Hamburg setzt Gebührenregelung für verspätete Nachtflüge aus
Rund um den Hamburger Flughafen wird es am späten Abend wohl wieder lauter. Das befürchtet der für Lärmschutz zuständige Umweltsenator Jens Kerstan (Grüne). Die bisher geltende Verspätungsregelung ist offenbar nicht rechtens.
Ab sofort müssen Fluggesellschaften keine Gebühren oder Bußgelder mehr für verspätete Nachtflüge nach 23 Uhr in Hamburg zahlen. Für die aus Lärmschutzgründen eingeführte Regelung gebe es laut einem Hinweisbeschluss des Verwaltungsgerichts Hamburg keine Rechtsgrundlage, sagte Kerstan am Mittwoch. Für den Lärmschutz sei dies ein Rückschlag, denn damit fehle nun ein Druckmittel zur Einhaltung des Nachtflugverbots gegen die Airlines. Kerstan fürchtet, dass diese bis Mitternacht nun kaum mehr Rücksicht nehmen werden und die Lärmbelastung für Anwohnerinnen und Anwohner spätabends zunehmen wird.
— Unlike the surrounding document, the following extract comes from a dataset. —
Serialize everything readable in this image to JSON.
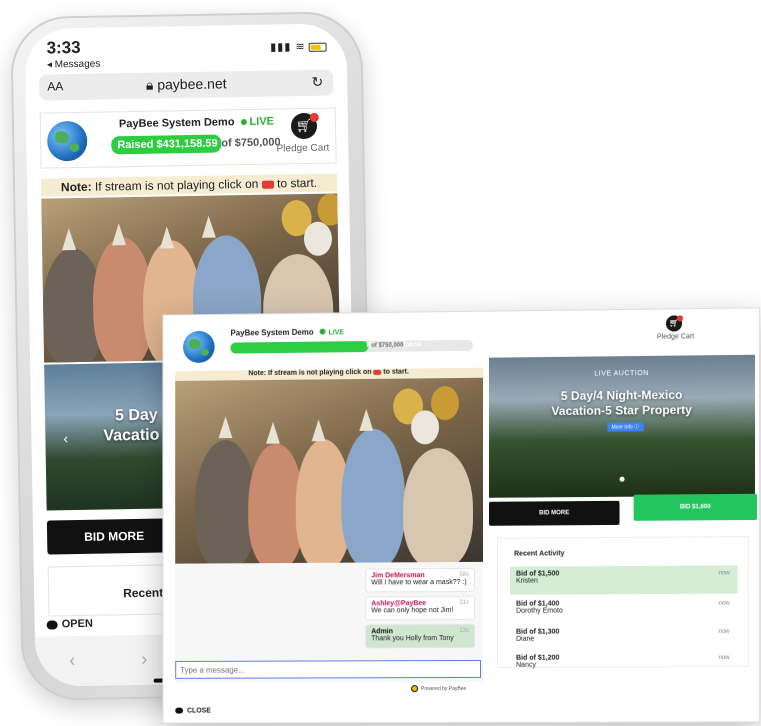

Bisher Gebühren und Bußgelder für zu späte Flüge
Zum Schutz vor Fluglärm gilt in Hamburg zwischen 23 und 6 Uhr ein Nachtflugverbot. Verspätete Flugzeuge dürfen aber auch zwischen 23 Uhr und Mitternacht starten und landen, wenn die Verspätung nachweislich unvermeidbar war. Passagierflüge nach Mitternacht sind nur mit einer Einzelausnahmegenehmigung erlaubt. Für die Prüfung der Unvermeidbarkeit mussten Fluggesellschaften, deren Maschinen zwischen 23 Uhr und Mitternacht starteten oder landeten, bisher 500 Euro zahlen. Waren die Flüge vermeidbar, drohte ein Bußgeld.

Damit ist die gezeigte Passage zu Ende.